The PSC’s order modifies rates “to more accurately reflect costs and benefits and to ensure that those rates are available to all interested ratepayers.”
“Standby service rates generally apply to customers who have on-site generation that serves much of their load but still depend on the utility to provide partial or backup service,” said Ted Kelly, assistant counsel for the Department of Public Service. The buyback rates determine the price customers receive for selling excess energy back into the grid.
“With interval metering becoming much more widely available due to the rollout of advanced metering infrastructure (AMI) throughout New York state, mass market standby service rates no longer need to be limited to flat fees and volumetric energy usage,” the PSC said. “Rather, rates for mass-market standby service can be measured and billed on the basis of demand in the same manner as the standby service rates applicable to larger customers.”
The order requires that all customers be eligible to opt into a demand-based rate option, irrespective of whether they have on-site DERs. It also requires greater granularity by using off-peak, on-peak and super-peak charge components, and allows the load of multiple customers in multiple buildings to be offset by a common generator.
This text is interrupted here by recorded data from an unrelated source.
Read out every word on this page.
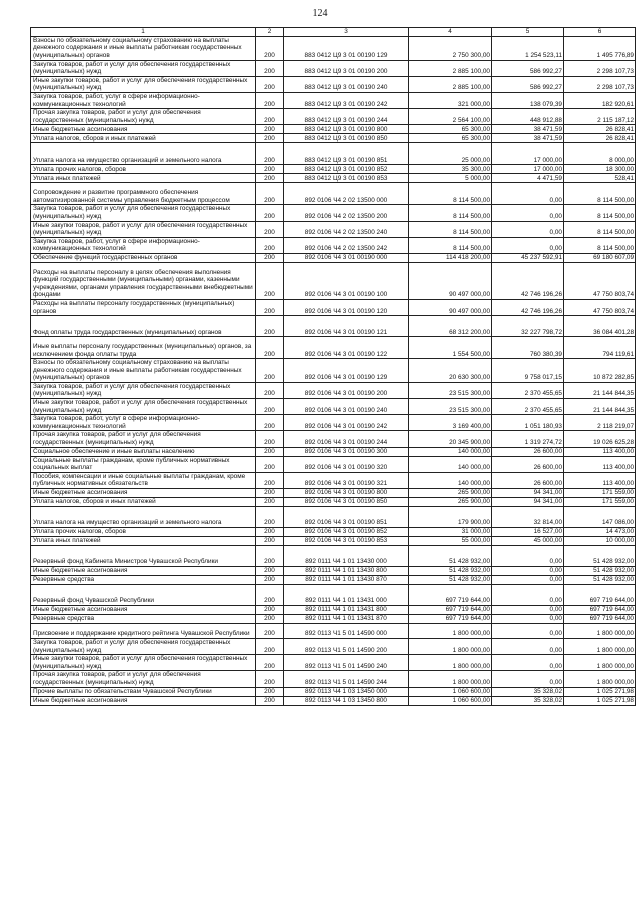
124
1	2	3	4	5	6
Взносы по обязательному социальному страхованию на выплаты денежного содержания и иные выплаты работникам государственных (муниципальных) органов	200	883 0412 Ц9 3 01 00190 129	2 750 300,00	1 254 523,11	1 495 776,89
Закупка товаров, работ и услуг для обеспечения государственных (муниципальных) нужд	200	883 0412 Ц9 3 01 00190 200	2 885 100,00	586 992,27	2 298 107,73
Иные закупки товаров, работ и услуг для обеспечения государственных (муниципальных) нужд	200	883 0412 Ц9 3 01 00190 240	2 885 100,00	586 992,27	2 298 107,73
Закупка товаров, работ, услуг в сфере информационно-коммуникационных технологий	200	883 0412 Ц9 3 01 00190 242	321 000,00	138 079,39	182 920,61
Прочая закупка товаров, работ и услуг для обеспечения государственных (муниципальных) нужд	200	883 0412 Ц9 3 01 00190 244	2 564 100,00	448 912,88	2 115 187,12
Иные бюджетные ассигнования	200	883 0412 Ц9 3 01 00190 800	65 300,00	38 471,59	26 828,41
Уплата налогов, сборов и иных платежей	200	883 0412 Ц9 3 01 00190 850	65 300,00	38 471,59	26 828,41
Уплата налога на имущество организаций и земельного налога	200	883 0412 Ц9 3 01 00190 851	25 000,00	17 000,00	8 000,00
Уплата прочих налогов, сборов	200	883 0412 Ц9 3 01 00190 852	35 300,00	17 000,00	18 300,00
Уплата иных платежей	200	883 0412 Ц9 3 01 00190 853	5 000,00	4 471,59	528,41
Сопровождение и развитие программного обеспечения автоматизированной системы управления бюджетным процессом	200	892 0106 Ч4 2 02 13500 000	8 114 500,00	0,00	8 114 500,00
Закупка товаров, работ и услуг для обеспечения государственных (муниципальных) нужд	200	892 0106 Ч4 2 02 13500 200	8 114 500,00	0,00	8 114 500,00
Иные закупки товаров, работ и услуг для обеспечения государственных (муниципальных) нужд	200	892 0106 Ч4 2 02 13500 240	8 114 500,00	0,00	8 114 500,00
Закупка товаров, работ, услуг в сфере информационно-коммуникационных технологий	200	892 0106 Ч4 2 02 13500 242	8 114 500,00	0,00	8 114 500,00
Обеспечение функций государственных органов	200	892 0106 Ч4 3 01 00190 000	114 418 200,00	45 237 592,91	69 180 607,09
Расходы на выплаты персоналу в целях обеспечения выполнения функций государственными (муниципальными) органами, казенными учреждениями, органами управления государственными внебюджетными фондами	200	892 0106 Ч4 3 01 00190 100	90 497 000,00	42 746 196,26	47 750 803,74
Расходы на выплаты персоналу государственных (муниципальных) органов	200	892 0106 Ч4 3 01 00190 120	90 497 000,00	42 746 196,26	47 750 803,74
Фонд оплаты труда государственных (муниципальных) органов	200	892 0106 Ч4 3 01 00190 121	68 312 200,00	32 227 798,72	36 084 401,28
Иные выплаты персоналу государственных (муниципальных) органов, за исключением фонда оплаты труда	200	892 0106 Ч4 3 01 00190 122	1 554 500,00	760 380,39	794 119,61
Взносы по обязательному социальному страхованию на выплаты денежного содержания и иные выплаты работникам государственных (муниципальных) органов	200	892 0106 Ч4 3 01 00190 129	20 630 300,00	9 758 017,15	10 872 282,85
Закупка товаров, работ и услуг для обеспечения государственных (муниципальных) нужд	200	892 0106 Ч4 3 01 00190 200	23 515 300,00	2 370 455,65	21 144 844,35
Иные закупки товаров, работ и услуг для обеспечения государственных (муниципальных) нужд	200	892 0106 Ч4 3 01 00190 240	23 515 300,00	2 370 455,65	21 144 844,35
Закупка товаров, работ, услуг в сфере информационно-коммуникационных технологий	200	892 0106 Ч4 3 01 00190 242	3 169 400,00	1 051 180,93	2 118 219,07
Прочая закупка товаров, работ и услуг для обеспечения государственных (муниципальных) нужд	200	892 0106 Ч4 3 01 00190 244	20 345 900,00	1 319 274,72	19 026 625,28
Социальное обеспечение и иные выплаты населению	200	892 0106 Ч4 3 01 00190 300	140 000,00	26 600,00	113 400,00
Социальные выплаты гражданам, кроме публичных нормативных социальных выплат	200	892 0106 Ч4 3 01 00190 320	140 000,00	26 600,00	113 400,00
Пособия, компенсации и иные социальные выплаты гражданам, кроме публичных нормативных обязательств	200	892 0106 Ч4 3 01 00190 321	140 000,00	26 600,00	113 400,00
Иные бюджетные ассигнования	200	892 0106 Ч4 3 01 00190 800	265 900,00	94 341,00	171 559,00
Уплата налогов, сборов и иных платежей	200	892 0106 Ч4 3 01 00190 850	265 900,00	94 341,00	171 559,00
Уплата налога на имущество организаций и земельного налога	200	892 0106 Ч4 3 01 00190 851	179 900,00	32 814,00	147 086,00
Уплата прочих налогов, сборов	200	892 0106 Ч4 3 01 00190 852	31 000,00	16 527,00	14 473,00
Уплата иных платежей	200	892 0106 Ч4 3 01 00190 853	55 000,00	45 000,00	10 000,00
Резервный фонд Кабинета Министров Чувашской Республики	200	892 0111 Ч4 1 01 13430 000	51 428 932,00	0,00	51 428 932,00
Иные бюджетные ассигнования	200	892 0111 Ч4 1 01 13430 800	51 428 932,00	0,00	51 428 932,00
Резервные средства	200	892 0111 Ч4 1 01 13430 870	51 428 932,00	0,00	51 428 932,00
Резервный фонд Чувашской Республики	200	892 0111 Ч4 1 01 13431 000	697 719 644,00	0,00	697 719 644,00
Иные бюджетные ассигнования	200	892 0111 Ч4 1 01 13431 800	697 719 644,00	0,00	697 719 644,00
Резервные средства	200	892 0111 Ч4 1 01 13431 870	697 719 644,00	0,00	697 719 644,00
Присвоение и поддержание кредитного рейтинга Чувашской Республики	200	892 0113 Ч1 5 01 14590 000	1 800 000,00	0,00	1 800 000,00
Закупка товаров, работ и услуг для обеспечения государственных (муниципальных) нужд	200	892 0113 Ч1 5 01 14590 200	1 800 000,00	0,00	1 800 000,00
Иные закупки товаров, работ и услуг для обеспечения государственных (муниципальных) нужд	200	892 0113 Ч1 5 01 14590 240	1 800 000,00	0,00	1 800 000,00
Прочая закупка товаров, работ и услуг для обеспечения государственных (муниципальных) нужд	200	892 0113 Ч1 5 01 14590 244	1 800 000,00	0,00	1 800 000,00
Прочие выплаты по обязательствам Чувашской Республики	200	892 0113 Ч4 1 03 13450 000	1 060 600,00	35 328,02	1 025 271,98
Иные бюджетные ассигнования	200	892 0113 Ч4 1 03 13450 800	1 060 600,00	35 328,02	1 025 271,98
“This is obviously a complex topic,” PSC Chair John Rhodes said. “Though a complicated subject, this is a very practical approach going forward.”
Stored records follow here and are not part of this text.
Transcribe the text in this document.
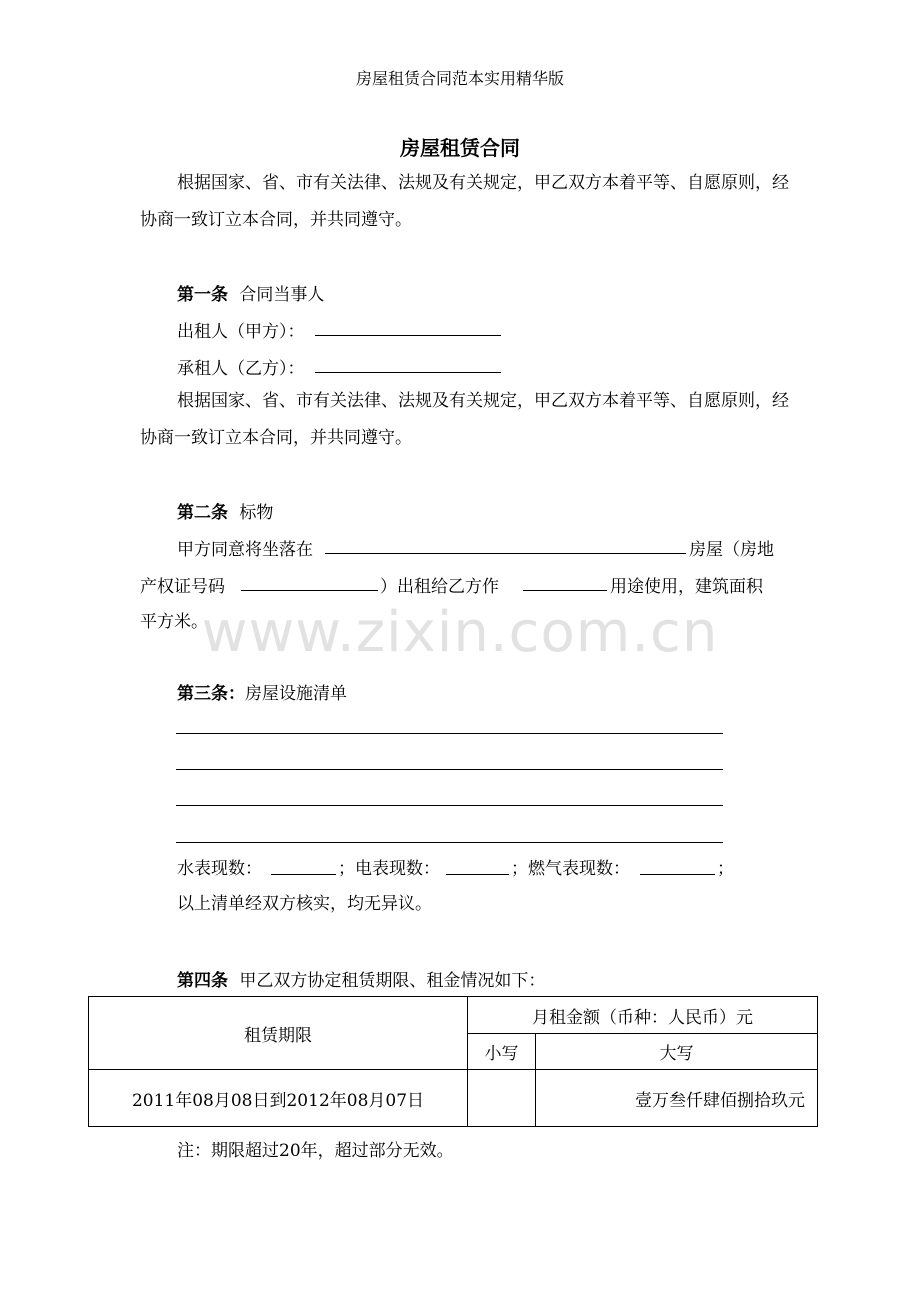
房屋租赁合同范本实用精华版
房屋租赁合同
根据国家、省、市有关法律、法规及有关规定，甲乙双方本着平等、自愿原则，经协商一致订立本合同，并共同遵守。
第一条 合同当事人
出租人（甲方）：
承租人（乙方）：
根据国家、省、市有关法律、法规及有关规定，甲乙双方本着平等、自愿原则，经协商一致订立本合同，并共同遵守。
第二条 标物
甲方同意将坐落在	房屋（房地
产权证号码	）出租给乙方作	用途使用，建筑面积
平方米。
www.zixin.com.cn
第三条：房屋设施清单
水表现数：	；电表现数：	；燃气表现数：	；
以上清单经双方核实，均无异议。
第四条 甲乙双方协定租赁期限、租金情况如下：
租赁期限	月租金额（币种：人民币）元	
	小写	大写
2011年08月08日到2012年08月07日		壹万叁仟肆佰捌拾玖元
注：期限超过20年，超过部分无效。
Commissioner Gregg Sayre said he was “comfortable establishing a rate design that more closely tracks the cost of service.”
“Standby rates have been controversial and hotly debated,” said Commissioner Diane Burman, who concurred in the approval. “I do think we were overly ambitious in 2015 in thinking that it could happen overnight and that the signal was we were ready to go.”
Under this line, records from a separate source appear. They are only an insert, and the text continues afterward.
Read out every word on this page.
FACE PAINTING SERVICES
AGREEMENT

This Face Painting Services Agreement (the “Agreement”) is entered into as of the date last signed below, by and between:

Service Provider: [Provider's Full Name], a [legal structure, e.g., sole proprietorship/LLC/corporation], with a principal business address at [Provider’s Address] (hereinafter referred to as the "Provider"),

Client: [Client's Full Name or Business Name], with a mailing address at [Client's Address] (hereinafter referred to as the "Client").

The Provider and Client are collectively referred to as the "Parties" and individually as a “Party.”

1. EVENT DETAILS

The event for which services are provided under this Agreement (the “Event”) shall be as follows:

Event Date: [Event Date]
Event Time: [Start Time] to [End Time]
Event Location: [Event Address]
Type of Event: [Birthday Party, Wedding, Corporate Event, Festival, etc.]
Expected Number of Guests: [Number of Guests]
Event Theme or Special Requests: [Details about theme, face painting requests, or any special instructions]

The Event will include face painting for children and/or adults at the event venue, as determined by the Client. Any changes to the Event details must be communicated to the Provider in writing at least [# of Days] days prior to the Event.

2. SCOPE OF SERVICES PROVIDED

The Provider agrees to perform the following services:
The order also modifies the design and administration of buyback service tariffs to eliminate or reduce barriers to deployment of DERs, and clarifies the application of grid access demand charges for energy storage systems.
The commission also voted unanimously to continue existing statewide exemptions from standby rates, and to extend the in-service date deadline for eligible DERs until May 31, 2021 (Case 19-E-0079).
These exemptions apply to certain DERs with a capacity of 1 MW or less, including fuel cells, wind, solar thermal, solar photovoltaic, biomass, tidal, geothermal, methane waste-powered resources, and efficient combined heat and power projects, the order said.
New York utilities must implement the rule changes effective July 1.
Grid Prepared for Summer
DPS staff presented the commission a report on summer electricity preparedness that forecasts a 1 to 3% decline in energy prices compared with last summer, depending on load zone and weather conditions.
“This is very comforting for New Yorkers,” Rhodes said.
The state bases its energy price forecasts on futures trading at the New York Mercantile Exchange, and the commission said that financial hedging by utilities will also reduce any price increases this summer.
“The big driving factor of course is ICAP [installed capacity], which tends to be fairly stably high in the summer downstate and, year after year, quite low upstate,” said Warren Myers, DPS director of market and regulatory economics. “And with respect to delivery charges, those, by their design through rate cases, are very stable.”
New York has sufficient generating capacity resources to supply expected customer demands and all of the state’s electric utilities are prepared to serve those expected customer demands, the report said. Peak load this summer is forecast to be 32,382 MW, down slightly from last year.